Già ora alcuni preferiscono dialogare con le IA, o addirittura fare una sorta di seduta psicoterapeutica virtuale, anziché rivolgersi a loro simili.
«I chatbot dell'Intelligenza artificiale imitano la conversazione umana ma mancano di vera empatia e intelligenza emotiva. Se abusata, l'interazione dell'intelligenza artificiale potrebbe ridurre le capacità di comunicazione faccia a faccia, portando a una maggiore solitudine e distacco sociale. Il cervello si adatta alla tecnologia e le abitudini guidate dall'Intelligenza artificiale potrebbero rimodellare il modo in cui elaboriamo le informazioni, prendiamo decisioni e interagiamo con gli altri. Le generazioni future cresciute con l'Intelligenza artificiale potrebbero sviluppare nuovi modelli cognitivi che favoriscono l'immediatezza rispetto alla deliberazione».
Tuttavia le IA sono pur sempre una grande conquista dell’ingegno umano: cosa possiamo aspettarci per il prossimo futuro e come utilizzarle a nostro beneficio anziché a nostro danno?
«L'IA potrebbe benissimo aumentare l'intelligenza umana, ma deve comprendere a fondo le esigenze, le intenzioni e le sfumature umane.

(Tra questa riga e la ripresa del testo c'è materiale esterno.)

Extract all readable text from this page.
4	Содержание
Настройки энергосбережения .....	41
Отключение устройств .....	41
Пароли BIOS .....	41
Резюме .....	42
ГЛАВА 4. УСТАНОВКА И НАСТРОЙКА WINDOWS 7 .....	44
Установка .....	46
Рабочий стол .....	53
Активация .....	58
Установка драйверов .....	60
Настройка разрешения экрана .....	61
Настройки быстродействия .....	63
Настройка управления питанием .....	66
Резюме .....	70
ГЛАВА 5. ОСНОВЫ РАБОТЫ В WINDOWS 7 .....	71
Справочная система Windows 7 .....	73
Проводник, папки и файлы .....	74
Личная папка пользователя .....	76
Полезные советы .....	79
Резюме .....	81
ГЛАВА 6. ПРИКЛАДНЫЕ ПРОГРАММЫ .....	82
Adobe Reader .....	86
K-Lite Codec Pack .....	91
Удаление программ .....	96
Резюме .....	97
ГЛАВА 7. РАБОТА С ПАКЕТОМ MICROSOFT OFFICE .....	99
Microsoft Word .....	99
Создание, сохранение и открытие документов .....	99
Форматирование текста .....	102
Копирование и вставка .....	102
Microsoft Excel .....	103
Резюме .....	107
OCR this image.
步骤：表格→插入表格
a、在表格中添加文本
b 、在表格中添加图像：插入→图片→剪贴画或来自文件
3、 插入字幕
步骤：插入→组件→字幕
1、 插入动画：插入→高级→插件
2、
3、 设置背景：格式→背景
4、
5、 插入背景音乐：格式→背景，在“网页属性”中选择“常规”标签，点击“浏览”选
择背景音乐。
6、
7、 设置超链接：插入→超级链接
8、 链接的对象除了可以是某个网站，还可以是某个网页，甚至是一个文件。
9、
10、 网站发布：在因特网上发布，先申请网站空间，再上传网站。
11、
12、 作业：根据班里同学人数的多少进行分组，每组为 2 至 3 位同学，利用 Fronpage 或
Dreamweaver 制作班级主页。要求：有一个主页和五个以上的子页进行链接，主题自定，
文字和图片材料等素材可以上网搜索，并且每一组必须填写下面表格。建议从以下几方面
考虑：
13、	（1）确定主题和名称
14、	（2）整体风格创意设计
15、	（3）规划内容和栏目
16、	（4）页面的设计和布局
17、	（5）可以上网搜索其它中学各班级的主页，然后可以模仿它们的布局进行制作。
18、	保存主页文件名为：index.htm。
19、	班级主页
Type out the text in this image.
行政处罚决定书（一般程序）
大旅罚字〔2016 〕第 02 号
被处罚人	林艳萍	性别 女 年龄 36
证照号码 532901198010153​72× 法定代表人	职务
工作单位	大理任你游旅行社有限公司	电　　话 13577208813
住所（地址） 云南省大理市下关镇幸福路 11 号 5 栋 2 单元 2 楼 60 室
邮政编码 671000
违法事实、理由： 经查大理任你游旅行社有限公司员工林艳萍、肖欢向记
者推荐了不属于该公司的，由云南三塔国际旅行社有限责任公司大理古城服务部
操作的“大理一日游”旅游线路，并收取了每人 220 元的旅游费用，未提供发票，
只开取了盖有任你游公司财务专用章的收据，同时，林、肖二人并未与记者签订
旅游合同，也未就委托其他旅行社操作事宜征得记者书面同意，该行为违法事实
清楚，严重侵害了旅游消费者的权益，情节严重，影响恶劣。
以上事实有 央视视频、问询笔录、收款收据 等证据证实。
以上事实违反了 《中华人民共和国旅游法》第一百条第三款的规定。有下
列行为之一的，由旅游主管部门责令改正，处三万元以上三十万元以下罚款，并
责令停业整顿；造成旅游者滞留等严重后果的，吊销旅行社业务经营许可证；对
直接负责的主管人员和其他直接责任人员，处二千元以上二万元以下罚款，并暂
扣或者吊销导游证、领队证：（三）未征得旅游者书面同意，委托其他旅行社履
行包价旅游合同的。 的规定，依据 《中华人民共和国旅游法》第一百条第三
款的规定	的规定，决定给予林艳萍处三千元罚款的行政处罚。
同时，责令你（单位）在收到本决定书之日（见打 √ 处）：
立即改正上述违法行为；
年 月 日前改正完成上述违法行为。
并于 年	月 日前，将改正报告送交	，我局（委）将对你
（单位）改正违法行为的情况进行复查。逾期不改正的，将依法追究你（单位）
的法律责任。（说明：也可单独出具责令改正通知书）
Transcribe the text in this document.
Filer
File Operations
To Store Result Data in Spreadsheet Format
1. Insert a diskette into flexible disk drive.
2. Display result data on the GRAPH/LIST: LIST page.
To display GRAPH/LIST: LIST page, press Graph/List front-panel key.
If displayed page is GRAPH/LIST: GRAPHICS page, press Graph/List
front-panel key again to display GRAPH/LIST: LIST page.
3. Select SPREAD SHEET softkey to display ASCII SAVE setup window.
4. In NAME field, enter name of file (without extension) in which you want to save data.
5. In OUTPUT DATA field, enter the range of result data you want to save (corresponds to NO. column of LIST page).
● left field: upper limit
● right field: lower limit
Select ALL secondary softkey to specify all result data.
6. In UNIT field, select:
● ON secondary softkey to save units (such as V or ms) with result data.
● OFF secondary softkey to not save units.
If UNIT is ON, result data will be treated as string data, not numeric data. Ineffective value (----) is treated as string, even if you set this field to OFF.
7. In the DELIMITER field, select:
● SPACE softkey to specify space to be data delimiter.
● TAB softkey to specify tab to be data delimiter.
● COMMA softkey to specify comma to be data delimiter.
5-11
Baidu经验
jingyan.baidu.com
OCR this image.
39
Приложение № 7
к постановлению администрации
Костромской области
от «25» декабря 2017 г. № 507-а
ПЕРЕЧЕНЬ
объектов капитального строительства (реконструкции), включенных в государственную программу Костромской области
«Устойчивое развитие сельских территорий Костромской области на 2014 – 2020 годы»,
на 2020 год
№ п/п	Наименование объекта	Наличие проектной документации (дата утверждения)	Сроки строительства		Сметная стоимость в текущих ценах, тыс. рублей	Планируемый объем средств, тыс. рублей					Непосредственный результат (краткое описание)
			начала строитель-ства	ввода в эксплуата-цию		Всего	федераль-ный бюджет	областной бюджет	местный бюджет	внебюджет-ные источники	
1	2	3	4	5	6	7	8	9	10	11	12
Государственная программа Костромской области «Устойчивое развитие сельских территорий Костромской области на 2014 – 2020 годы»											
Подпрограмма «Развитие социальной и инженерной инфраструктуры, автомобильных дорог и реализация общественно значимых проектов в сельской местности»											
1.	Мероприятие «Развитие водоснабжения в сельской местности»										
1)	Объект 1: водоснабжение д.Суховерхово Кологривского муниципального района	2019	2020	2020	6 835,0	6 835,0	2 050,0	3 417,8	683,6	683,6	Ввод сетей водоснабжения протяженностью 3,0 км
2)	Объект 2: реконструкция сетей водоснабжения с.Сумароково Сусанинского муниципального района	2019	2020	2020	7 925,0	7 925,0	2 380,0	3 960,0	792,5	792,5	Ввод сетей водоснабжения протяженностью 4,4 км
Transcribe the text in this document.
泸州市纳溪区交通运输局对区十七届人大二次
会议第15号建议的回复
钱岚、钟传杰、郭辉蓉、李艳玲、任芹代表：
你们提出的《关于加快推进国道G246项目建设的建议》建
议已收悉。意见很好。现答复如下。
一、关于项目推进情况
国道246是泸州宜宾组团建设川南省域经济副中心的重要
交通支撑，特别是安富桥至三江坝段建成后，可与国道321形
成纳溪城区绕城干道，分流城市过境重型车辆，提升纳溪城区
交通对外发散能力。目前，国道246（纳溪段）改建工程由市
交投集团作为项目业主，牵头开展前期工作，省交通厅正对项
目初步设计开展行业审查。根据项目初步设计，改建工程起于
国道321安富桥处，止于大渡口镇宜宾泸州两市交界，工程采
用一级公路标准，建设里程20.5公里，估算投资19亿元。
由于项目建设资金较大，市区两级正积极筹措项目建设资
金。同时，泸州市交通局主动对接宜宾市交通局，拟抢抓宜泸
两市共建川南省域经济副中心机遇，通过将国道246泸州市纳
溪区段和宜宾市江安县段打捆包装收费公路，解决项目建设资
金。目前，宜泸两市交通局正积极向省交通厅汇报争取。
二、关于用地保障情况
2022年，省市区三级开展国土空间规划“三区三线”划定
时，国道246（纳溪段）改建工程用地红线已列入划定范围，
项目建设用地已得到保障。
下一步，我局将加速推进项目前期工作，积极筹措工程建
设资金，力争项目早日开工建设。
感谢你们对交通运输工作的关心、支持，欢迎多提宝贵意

Altrimenti sarà uno strumento ottuso in un mondo basato sulla complessità e sulla sottigliezza. Il futuro non appartiene all'IA che sostituisce l'intelligenza dell’uomo ma a quella che diventa un partner migliore nel pensiero e nel processo decisionale umano. L'Intelligenza artificiale automatizzerà molte attività cognitive e creative, portando alla sostituzione del lavoro nei settori della conoscenza. La società dovrà riqualificare i lavoratori e ridefinire la collaborazione uomo-Intelligenza artificiale per garantire che l'Intelligenza artificiale aumenti, anziché sostituire, l'intelligenza umana. Ci sono inoltre le sfide etiche e sulla privacy. I chatbot elaborano enormi quantità di dati degli utenti. Senza un'attenta regolamentazione, l'IA potrebbe essere utilizzata per manipolazione, disinformazione o sorveglianza intrusiva. Ancora, occorre insegnare all'Intelligenza artificiale l'intento e le sfumature umane. Man mano che essa si adatta per risolvere problemi più complessi deve comprendere le nostre esigenze, i segnali sottili e le aspettative implicite. Senza consapevolezza del contesto, capacità di conversazione naturale e sensibilità culturale, l'Intelligenza artificiale rischia di interpretare male il significato, portando a frustrazione o conseguenze indesiderate. La sfida è renderla non solo più veloce ma anche più intelligente in senso umano, capace di riconoscere sfumature, ambiguità e intenti nelle interazioni nel mondo reale».